Member of the National Assembly of the Republic of Serbia
- Incumbent
- Assumed office 6 February 2024

Mayor of Smederevska Palanka
- In office 2008–2010
- Preceded by: Radoslav Cokić
- Succeeded by: Živko Petrović

Personal details
- Party: DS (start of political career) Narodna (until 2023) NPS (since 2023)
- Relatives: Radoslav Milojičić (step-brother)

= Nenad Milojičić =

Serbian politician

Nenad Milojičić (Ненад Милојичић; born 1978) is a Serbian politician. He was the mayor of Smederevska Palanka from 2008 to 2010 and has served in the National Assembly of Serbia since February 2024. Formerly a member of the Democratic Party (DS) and the People's Party (Narodna), Milojičić is now with the People's Movement of Serbia (NPS).

He is the step-brother of Radoslav Milojičić, the founder of the Serbian Left (SL) party.

==Early life and career==
Milojičić was born in Smederevska Palanka, in what was then the Socialist Republic of Serbia in the Socialist Federal Republic of Yugoslavia. He has a master's degree as an educator and has been a national champion in school competitions. From 2015 to 2018, he was principal of the Vuk Karadžić Elementary School.

==Politician==
===Local politics in Smederevska Palanka===
The Democratic Party won fourteen out of forty-nine seats in Smederevska Palanka in the 2008 Serbian local elections, emerging as the largest party in the assembly though falling well short of a majority. The party afterward formed a local coalition government with the Socialist Party of Serbia (SPS) and other parties, and Milojičić was chosen as the municipality's mayor. At the time, he was the youngest mayor in Serbia. He resigned unexpectedly in June 2010, saying that he did not want to "be a puppet" of party officials in Belgrade telling him how to run the community. Prior to his resignation, he was the leader of the Democratic Party's regional organization for the Podunavlje District.
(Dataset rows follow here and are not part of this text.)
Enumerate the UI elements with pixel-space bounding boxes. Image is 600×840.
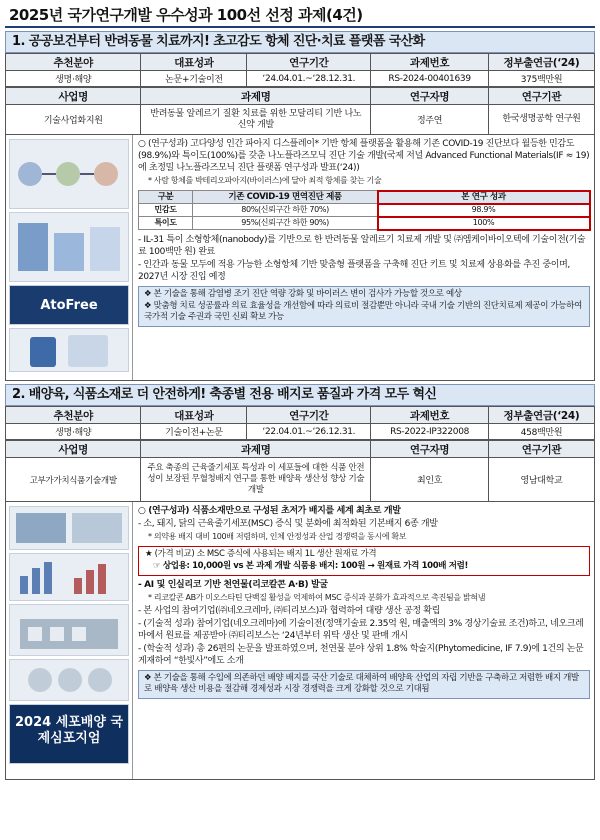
period-label: 연구기간: [247, 407, 371, 424]
section-1-heading: 1. 공공보건부터 반려동물 치료까지! 초고감도 항체 진단·치료 플랫폼 국산화: [5, 31, 595, 53]
researcher-value: 정주연: [371, 105, 489, 135]
s1-expected-effects-box: [138, 286, 590, 327]
s2-tech-result: - (기술적 성과) 참여기업(네오크레마)에 기술이전(정액기술료 2.35억 원, 매출액의 3% 경상기술료 조건)하고, 네오크레마에서 원료를 제공받아 ㈜티리보스는 ‘24년부터 위탁 생산 및 판매 개시: [138, 619, 584, 641]
rep-label: 대표성과: [141, 407, 247, 424]
period-value: ‘22.04.01.~‘26.12.31.: [247, 424, 371, 440]
fund-value: 375백만원: [488, 71, 594, 87]
growth-chart-figure: [9, 553, 129, 601]
section-1-info-table: [5, 53, 595, 87]
s2-effect: ❖ 본 기술을 통해 수입에 의존하던 배양 배지를 국산 기술로 대체하여 배양육 산업의 자립 기반을 구축하고 저렴한 배지 개발로 배양육 생산 비용을 절감해 경제성과 시장 경쟁력을 크게 강화할 것으로 기대됨: [144, 673, 579, 694]
inst-label: 연구기관: [488, 88, 594, 105]
product-photo: [9, 328, 129, 372]
s1-effect-1: ❖ 본 기술을 통해 감염병 조기 진단 역량 강화 및 바이러스 변이 검사가 가능할 것으로 예상: [144, 289, 462, 299]
section-2-body: [5, 502, 595, 780]
fund-label: 정부출연금(‘24): [488, 54, 594, 71]
s2-price-title: ★ (가격 비교) 소 MSC 증식에 사용되는 배지 1L 생산 원재료 가격: [145, 549, 377, 559]
rep-value: 논문+기술이전: [141, 71, 247, 87]
s2-expected-effects-box: [138, 670, 590, 699]
program-label: 사업명: [6, 441, 141, 458]
section-1-body: [5, 135, 595, 381]
cmp-row-specificity-label: 특이도: [139, 217, 193, 230]
phage-display-diagram: [9, 139, 129, 209]
cmp-row-specificity-ours: 100%: [378, 217, 590, 230]
researcher-value: 최인호: [371, 458, 489, 502]
fund-label: 정부출연금(‘24): [488, 407, 594, 424]
taskno-value: RS-2024-00401639: [371, 71, 489, 87]
cmp-header-category: 구분: [139, 191, 193, 204]
field-value: 생명·해양: [6, 71, 141, 87]
section-2-program-table: [5, 440, 595, 502]
s2-price-comparison-box: [138, 546, 590, 576]
s1-result-text: ○ (연구성과) 고다양성 인간 파아지 디스플레이* 기반 항체 플랫폼을 활용해 기존 COVID-19 진단보다 월등한 민감도(98.9%)와 특이도(100%)를 갖춘 나노플라즈모닉 진단 기술 개발(국제 저널 Advanced Functional Materials(IF ≈ 19)에 초정밀 나노플라즈모닉 진단 플랫폼 연구성과 발표(‘24)): [138, 139, 590, 173]
rep-value: 기술이전+논문: [141, 424, 247, 440]
cmp-header-existing: 기존 COVID-19 면역진단 제품: [193, 191, 378, 204]
researcher-label: 연구자명: [371, 441, 489, 458]
s2-partner-text: - 본 사업의 참여기업(㈜네오크레마, ㈜티리보스)과 협력하여 대량 생산 공정 확립: [138, 606, 440, 616]
lab-photo: [9, 506, 129, 550]
program-value: 기술사업화지원: [6, 105, 141, 135]
taskno-label: 과제번호: [371, 407, 489, 424]
s1-result-note: * 사람 항체를 박테리오파아지(바이러스)에 달아 최적 항체를 찾는 기술: [148, 176, 382, 185]
task-label: 과제명: [141, 88, 371, 105]
task-label: 과제명: [141, 441, 371, 458]
section-1-images: [6, 135, 133, 380]
s2-academic-result: - (학술적 성과) 총 26편의 논문을 발표하였으며, 천연물 분야 상위 1.8% 학술지(Phytomedicine, IF 7.9)에 1건의 논문 게재하여 “한빛사”에도 소개: [138, 644, 584, 666]
symposium-banner: 2024 세포배양 국제심포지엄: [9, 704, 129, 764]
s2-medium-note: * 의약용 배지 대비 100배 저렴하며, 인체 안정성과 산업 경쟁력을 동시에 확보: [148, 532, 407, 541]
period-label: 연구기간: [247, 54, 371, 71]
s1-comparison-table: [138, 190, 590, 230]
task-value: 반려동물 알레르기 질환 치료를 위한 모달리티 기반 나노 신약 개발: [141, 105, 371, 135]
taskno-label: 과제번호: [371, 54, 489, 71]
field-label: 추천분야: [6, 407, 141, 424]
facility-photo: [9, 604, 129, 656]
s1-effect-2: ❖ 맞춤형 치료 성공률과 의료 효율성을 개선함에 따라 의료비 절감뿐만 아니라 국내 기술 기반의 진단치료제 제공이 가능하여 국가적 기술 주권과 국민 신뢰 확보 가능: [144, 301, 582, 322]
fund-value: 458백만원: [488, 424, 594, 440]
production-photo: [9, 659, 129, 701]
inst-value: 영남대학교: [488, 458, 594, 502]
section-2-heading: 2. 배양육, 식품소재로 더 안전하게! 축종별 전용 배지로 품질과 가격 모두 혁신: [5, 384, 595, 406]
cmp-row-sensitivity-existing: 80%(신뢰구간 하한 70%): [193, 204, 378, 217]
s2-ai-text: - AI 및 인실리코 기반 천연물(리코칼콘 A·B) 발굴: [138, 580, 328, 590]
inst-label: 연구기관: [488, 441, 594, 458]
field-value: 생명·해양: [6, 424, 141, 440]
nanoplasmonic-figure: [9, 212, 129, 282]
s1-il31-text: - IL-31 특이 소형항체(nanobody)를 기반으로 한 반려동물 알레르기 치료제 개발 및 ㈜엠케이바이오텍에 기술이전(기술료 100백만 원) 완료: [138, 235, 586, 257]
s2-medium-text: - 소, 돼지, 닭의 근육줄기세포(MSC) 증식 및 분화에 최적화된 기본배지 6종 개발: [138, 519, 438, 529]
cmp-row-sensitivity-label: 민감도: [139, 204, 193, 217]
cmp-row-specificity-existing: 95%(신뢰구간 하한 90%): [193, 217, 378, 230]
s2-price-detail: ☞ 상업용: 10,000원 vs 본 과제 개발 식품용 배지: 100원 → 원재료 가격 100배 저렴!: [153, 561, 468, 571]
section-2-images: [6, 502, 133, 779]
section-1-content: [133, 135, 594, 380]
taskno-value: RS-2022-IP322008: [371, 424, 489, 440]
page-title: 2025년 국가연구개발 우수성과 100선 선정 과제(4건): [5, 4, 595, 28]
program-value: 고부가가치식품기술개발: [6, 458, 141, 502]
rep-label: 대표성과: [141, 54, 247, 71]
atofree-product-image: AtoFree: [9, 285, 129, 325]
s2-result-text: ○ (연구성과) 식품소재만으로 구성된 초저가 배지를 세계 최초로 개발: [138, 506, 401, 516]
s2-ai-note: * 리코칼콘 AB가 미오스타틴 단백질 활성을 억제하여 MSC 증식과 분화가 효과적으로 촉진됨을 밝혀냄: [148, 593, 486, 602]
program-label: 사업명: [6, 88, 141, 105]
section-1-program-table: [5, 87, 595, 135]
cmp-header-ours: 본 연구 성과: [378, 191, 590, 204]
field-label: 추천분야: [6, 54, 141, 71]
period-value: ‘24.04.01.~‘28.12.31.: [247, 71, 371, 87]
inst-value: 한국생명공학 연구원: [488, 105, 594, 135]
section-2-content: [133, 502, 594, 779]
researcher-label: 연구자명: [371, 88, 489, 105]
cmp-row-sensitivity-ours: 98.9%: [378, 204, 590, 217]
s1-platform-text: - 인간과 동물 모두에 적용 가능한 소형항체 기반 맞춤형 플랫폼을 구축해 진단 키트 및 치료제 상용화를 추진 중이며, 2027년 시장 진입 예정: [138, 260, 570, 282]
task-value: 주요 축종의 근육줄기세포 특성과 이 세포들에 대한 식품 안전성이 보장된 무혈청배지 연구를 통한 배양육 생산성 향상 기술 개발: [141, 458, 371, 502]
section-2-info-table: [5, 406, 595, 440]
Milojičić later joined Vuk Jeremić's People's Party and led its electoral list for Smederevska Palanka in the 2018 local elections. Media reports noted that one of his electoral rivals was his step-brother, who was at this time the leader of the local Democratic Party organization. Milojičić was elected to the municipal assembly when the People's Party list won three seats. The Serbian Progressive Party (SNS) won a landslide majority victory, and he served afterward in opposition.

Milojičić again led the People's Party list for Smederevska Palanka in the 2022 local elections and was re-elected when the list won four seats. The SNS once again won a majority government.

The People's Party experienced a serious split in 2023, and Milojičić joined the breakaway People's Movement of Serbia.

===Parliamentarian===
The People's Movement of Serbia participated in the 2023 Serbian parliamentary election as part of the Serbia Against Violence coalition. Milojičić received the forty-second position on the coalition's electoral list and was elected when the list won sixty-five seats. The SNS and its allies won a majority victory, and he now serves in opposition as part of the NPS–New Face of Serbia (NLS) assembly group. Milojičić is a deputy member of the agriculture committee (Note: Formally known as the Agriculture, Forestry, and Water Management Committee.) and the labour committee. (Note: Formally known as the Committee on Labour, Social Issues, Social Inclusion, and Poverty Reduction.)